January 23, 2017

New Weather Satellite Sends First Images of Earth

The release of the first images today from NOAA’s newest satellite, GOES-16, is the latest step in a new age of weather satellites. This composite color full-disk visible image is from 1:07 p.m. EDT on January 15, 2017, and was created using several of the 16 spectral channels available on the GOES-16 Advanced Baseline Imager (ABI) instrument. The image shows North and South America and the surrounding oceans. GOES-16 observes Earth from an equatorial view approximately 22,300 miles high, creating full disk images like these, extending from the coast of West Africa, to Guam, and everything in between.

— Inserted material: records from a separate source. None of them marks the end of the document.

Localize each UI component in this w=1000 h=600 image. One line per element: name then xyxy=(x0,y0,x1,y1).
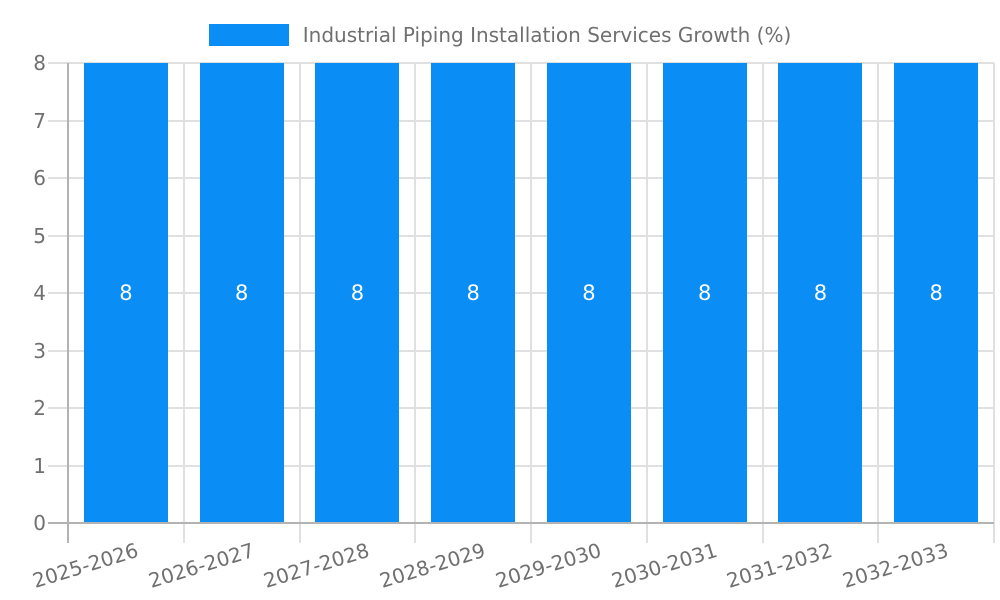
y-tick-label: 0 xyxy=(33,511,46,535)
legend-color-swatch xyxy=(208,24,289,46)
bar[interactable] xyxy=(431,63,516,523)
x-tick-label: 2026-2027 xyxy=(145,538,257,593)
y-tick-label: 7 xyxy=(33,108,46,133)
x-tick-label: 2032-2033 xyxy=(839,538,952,593)
gridline-vertical xyxy=(530,63,532,543)
y-tick-label: 2 xyxy=(33,396,46,420)
bar-value-label: 8 xyxy=(697,281,712,305)
bar-value-label: 8 xyxy=(234,281,249,305)
gridline-vertical xyxy=(645,63,648,543)
y-tick-label: 5 xyxy=(33,223,46,248)
gridline-vertical xyxy=(182,63,185,543)
gridline-vertical xyxy=(761,63,764,543)
y-tick-label: 3 xyxy=(33,338,46,363)
y-axis-line xyxy=(67,63,69,543)
gridline-horizontal xyxy=(48,119,994,122)
gridline-horizontal xyxy=(48,407,994,409)
bar-value-label: 8 xyxy=(350,281,365,305)
y-tick-label: 6 xyxy=(33,166,46,190)
y-tick-label: 8 xyxy=(33,51,46,75)
bar-value-label: 8 xyxy=(466,281,480,305)
gridline-vertical xyxy=(877,63,880,543)
gridline-horizontal xyxy=(48,464,994,467)
bar[interactable] xyxy=(315,63,400,523)
gridline-horizontal xyxy=(48,234,994,237)
bar[interactable] xyxy=(778,63,863,523)
x-tick-label: 2027-2028 xyxy=(261,538,373,593)
x-tick-label: 2025-2026 xyxy=(29,538,141,593)
gridline-horizontal xyxy=(48,177,994,179)
bar-value-label: 8 xyxy=(813,281,828,305)
x-axis-line xyxy=(48,522,994,524)
x-tick-label: 2031-2032 xyxy=(724,538,836,593)
x-tick-label: 2029-2030 xyxy=(492,538,604,593)
gridline-vertical xyxy=(414,63,417,543)
bar-value-label: 8 xyxy=(582,281,596,305)
chart-legend[interactable]: Industrial Piping Installation Services … xyxy=(0,18,1000,52)
bar[interactable] xyxy=(83,63,168,523)
gridline-horizontal xyxy=(48,349,994,352)
bar-value-label: 8 xyxy=(119,281,133,305)
gridline-horizontal xyxy=(48,62,994,64)
legend-label: Industrial Piping Installation Services … xyxy=(302,23,792,47)
bar[interactable] xyxy=(546,63,631,523)
x-tick-label: 2030-2031 xyxy=(608,538,720,593)
x-tick-label: 2028-2029 xyxy=(376,538,489,593)
y-tick-label: 4 xyxy=(33,281,46,305)
bar[interactable] xyxy=(894,63,979,523)
bar[interactable] xyxy=(199,63,284,523)
y-tick-label: 1 xyxy=(33,453,46,478)
gridline-horizontal xyxy=(48,292,994,294)
gridline-vertical xyxy=(298,63,301,543)
bar[interactable] xyxy=(662,63,747,523)
bar-value-label: 8 xyxy=(929,281,943,305)
gridline-vertical xyxy=(993,63,995,543)
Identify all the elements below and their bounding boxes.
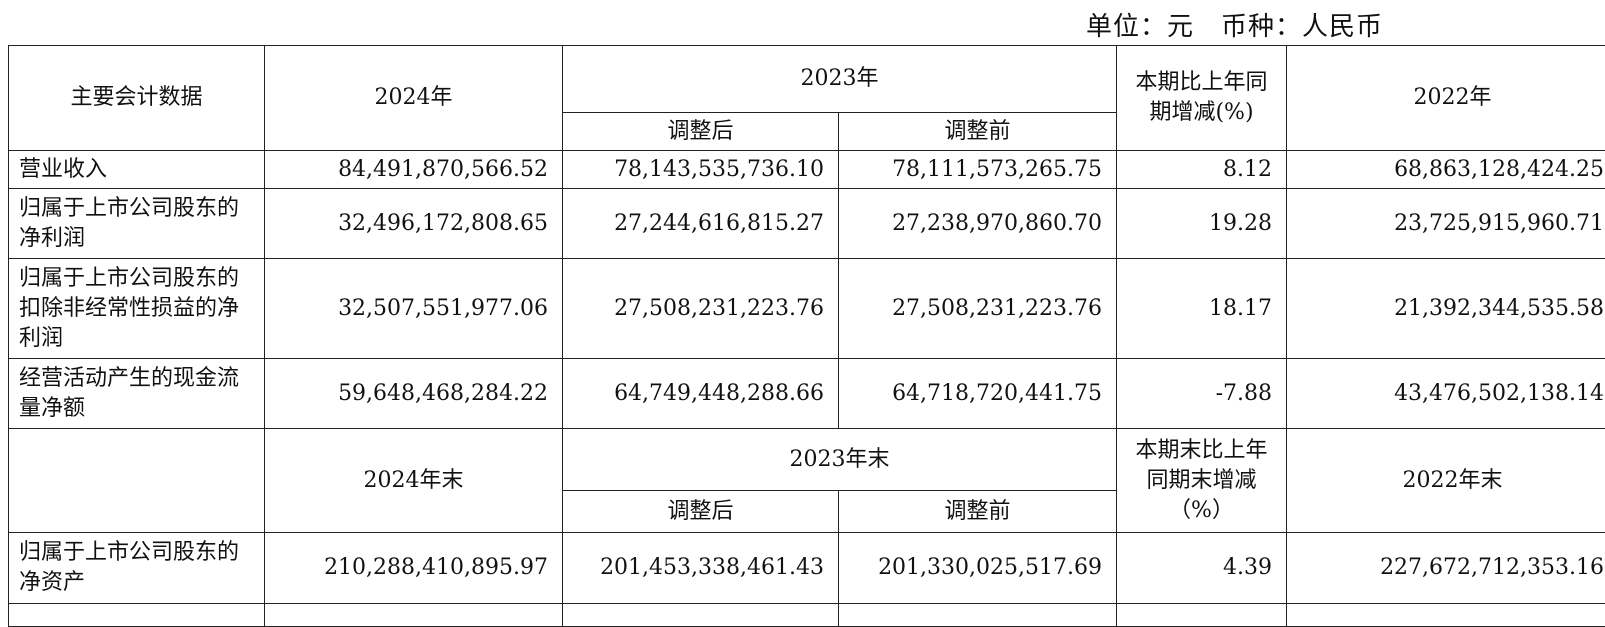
table-row-partial — [9, 604, 1605, 627]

GOES-16, formerly known as GOES-R, is the first spacecraft in a new series of NASA-built advanced geostationary weather satellites. NASA successfully launched the satellite at 6:42 p.m. EST on November 19, 2016, from Cape Canaveral Air Force Station in Florida. NOAA manages the GOES-R Series Program through an integrated NOAA-NASA office. NASA’s Goddard Space Flight Center in Greenbelt, Maryland, oversees the acquisition of the GOES-R series spacecraft and instruments.

Image Credit: NOAA/NASA
Explanation from: https://www.nasa.gov/image-feature/new-weather-satellite-sends-first-images-of-earth


  1. Too kool ;-). Weather is so connected to human nature. Soon they should have this new 'goes sat' in full operation.

  2. It sure is pretty, isn't it? It like the recent storms cleaned up the earth, I don't know if that is possible, it might just be a brilliant picture from our new satellite.